We had been told many times by books, midwives, and antenatal classes that during labour, couples often call the midwife or go into hospital too early.  

So even after my contractions started merging into one another, through the sheer force of shared denial, we both put off giving our NHS home birth midwife a ring.   

When we did finally call, I was very far along. It was Rich who took the initiative when he realised I was no longer able to speak.

It was the middle of the night so our midwife answered from bed sounding sleepy. She asked Rich if we were sure we weren’t ringing too early, obviously assuming we were in the camp of couples who call too hastily, as opposed to those who refuse to admit the reality of their situation until the very last minute. 

Still sceptical, she asked to put me on the phone, but when Rich held the mobile up to my mouth all I could respond with was a guttural groan. 

There was a short pause, followed by a quiet voice saying, ‘OK I’m on my way’. 

Rich filled up the inflatable birth pool but, in his haste, accidentally made it boiling hot. While I got into our full upstairs bathtub as a stopgap to ease the pain, he and one of the midwives poured bags of ice cubes into the one downstairs.  

Finally, the temperature was just right. The midwife explained gently that it was time to go downstairs and get in. The real bath I was in, she explained, was too small and it would be hard for her to see what was going on.  

At the stage of labour I was in, the prospect of making the treacherous journey down our steep Victorian staircase felt like descending Everest and I instinctively knew if I had to move it would slow my labour down.

Imbued by the strange sense of confidence that comes over someone in intense pain and concentration, the midwife was very surprised to see me channel all my defiance into pushing the baby’s head out, meaning we were all staying firmly put. 

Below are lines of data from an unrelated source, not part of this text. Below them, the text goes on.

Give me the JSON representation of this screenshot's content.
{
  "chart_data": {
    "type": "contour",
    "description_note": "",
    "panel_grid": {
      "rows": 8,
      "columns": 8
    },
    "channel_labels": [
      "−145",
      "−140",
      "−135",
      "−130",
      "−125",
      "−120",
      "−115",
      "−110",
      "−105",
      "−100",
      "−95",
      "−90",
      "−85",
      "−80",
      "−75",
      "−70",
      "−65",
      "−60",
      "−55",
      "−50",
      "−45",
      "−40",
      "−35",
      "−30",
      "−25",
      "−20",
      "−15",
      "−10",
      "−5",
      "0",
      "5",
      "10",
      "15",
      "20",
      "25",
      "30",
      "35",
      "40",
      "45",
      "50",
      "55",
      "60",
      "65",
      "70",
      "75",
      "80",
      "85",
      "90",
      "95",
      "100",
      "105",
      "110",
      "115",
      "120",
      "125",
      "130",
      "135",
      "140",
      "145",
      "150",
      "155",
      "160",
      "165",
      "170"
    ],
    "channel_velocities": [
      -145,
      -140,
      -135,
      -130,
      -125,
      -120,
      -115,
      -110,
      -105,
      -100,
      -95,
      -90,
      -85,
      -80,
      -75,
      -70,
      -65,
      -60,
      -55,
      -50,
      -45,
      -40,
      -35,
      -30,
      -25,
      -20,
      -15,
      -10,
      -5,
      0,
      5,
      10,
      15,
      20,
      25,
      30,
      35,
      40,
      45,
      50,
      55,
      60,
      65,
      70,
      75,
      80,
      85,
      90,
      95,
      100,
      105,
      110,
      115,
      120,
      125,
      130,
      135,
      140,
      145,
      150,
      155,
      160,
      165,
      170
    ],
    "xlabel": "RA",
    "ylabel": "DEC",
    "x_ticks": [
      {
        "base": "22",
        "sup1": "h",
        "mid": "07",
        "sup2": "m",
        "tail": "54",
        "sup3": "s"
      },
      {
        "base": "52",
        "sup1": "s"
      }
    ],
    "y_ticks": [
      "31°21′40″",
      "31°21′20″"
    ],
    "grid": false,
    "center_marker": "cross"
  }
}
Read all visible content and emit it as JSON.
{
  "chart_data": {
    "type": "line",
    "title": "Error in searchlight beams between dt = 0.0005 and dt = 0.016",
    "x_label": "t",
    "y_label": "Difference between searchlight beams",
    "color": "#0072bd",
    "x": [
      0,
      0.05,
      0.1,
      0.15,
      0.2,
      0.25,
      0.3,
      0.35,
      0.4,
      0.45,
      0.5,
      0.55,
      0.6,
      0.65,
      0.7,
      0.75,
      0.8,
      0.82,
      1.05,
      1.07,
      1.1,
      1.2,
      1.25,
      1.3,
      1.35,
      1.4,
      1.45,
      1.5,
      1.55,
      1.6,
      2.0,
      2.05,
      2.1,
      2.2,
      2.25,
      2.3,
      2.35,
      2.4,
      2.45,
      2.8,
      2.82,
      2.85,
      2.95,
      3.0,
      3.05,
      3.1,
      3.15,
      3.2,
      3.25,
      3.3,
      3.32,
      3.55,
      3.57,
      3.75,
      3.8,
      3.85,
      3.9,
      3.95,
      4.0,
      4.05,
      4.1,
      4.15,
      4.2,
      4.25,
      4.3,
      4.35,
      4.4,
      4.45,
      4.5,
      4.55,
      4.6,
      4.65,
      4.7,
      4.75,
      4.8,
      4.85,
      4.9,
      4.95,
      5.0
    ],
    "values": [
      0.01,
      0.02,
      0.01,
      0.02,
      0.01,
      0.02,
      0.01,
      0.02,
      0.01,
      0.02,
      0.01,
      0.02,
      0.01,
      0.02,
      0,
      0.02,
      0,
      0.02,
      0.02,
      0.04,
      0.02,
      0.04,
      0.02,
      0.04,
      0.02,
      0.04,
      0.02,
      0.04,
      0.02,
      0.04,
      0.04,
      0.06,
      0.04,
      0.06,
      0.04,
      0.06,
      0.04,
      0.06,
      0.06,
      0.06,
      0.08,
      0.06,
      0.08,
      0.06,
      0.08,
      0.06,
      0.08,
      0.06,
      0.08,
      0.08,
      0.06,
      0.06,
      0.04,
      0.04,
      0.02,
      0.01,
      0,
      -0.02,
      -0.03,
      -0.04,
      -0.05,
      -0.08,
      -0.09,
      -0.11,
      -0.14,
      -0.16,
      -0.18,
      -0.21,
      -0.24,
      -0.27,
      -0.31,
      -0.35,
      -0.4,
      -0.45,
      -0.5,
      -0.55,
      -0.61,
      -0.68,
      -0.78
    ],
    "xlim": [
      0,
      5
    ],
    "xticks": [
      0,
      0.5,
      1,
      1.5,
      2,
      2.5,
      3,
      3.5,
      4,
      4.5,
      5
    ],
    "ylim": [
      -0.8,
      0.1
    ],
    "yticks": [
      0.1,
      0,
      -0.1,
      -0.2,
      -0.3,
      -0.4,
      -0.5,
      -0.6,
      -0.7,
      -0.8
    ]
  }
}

I’ll always remember her shouting, ‘Francine! Francine! The head is out, the head is out!’ to the second midwife downstairs.  

Even through the pain, it felt almost comical. I don’t remember feeling fear in those moments, I was relieved as I knew my baby was almost here. Nobody can tell you how long your labour will last but once the head is out, you have a good idea that you are in the last stretch.

Francine rushed upstairs to assist and a few moments later I had pushed out my new daughter Daisy and we were sat in a bath of blood.  

The rush of endorphins I felt was incredible. I was so happy the birth was over and that my daughter was here. It had been eight hours in total, which is short compared to most labours.

A few moments later my new baby, fiancé and I were all tucked up in bed eating Digestive biscuits and drinking tea. I had some difficulty expelling my placenta so the midwives needed to help with the removal. But an hour or so later and they had left us to enjoy our time together as a new family.  

In the days following, all our post-birth appointments and checks were held around my bed, rather than having to go into hospital, which meant I could relax without thinking about travelling with a new baby after having just given birth. 

Now, when we’re giving Daisy her night-time bath, we always remind her that this was where she was born.  

Even though it wasn’t my original choice, I wouldn’t hesitate to have a home birth again. Being somewhere more private, calm and familiar can help encourage the production of oxytocin, an important aspect of labour.

So, for me, being at home makes sense. Hospitals can be bright and noisy, with lots of people coming in and out. I’d take the bath any day!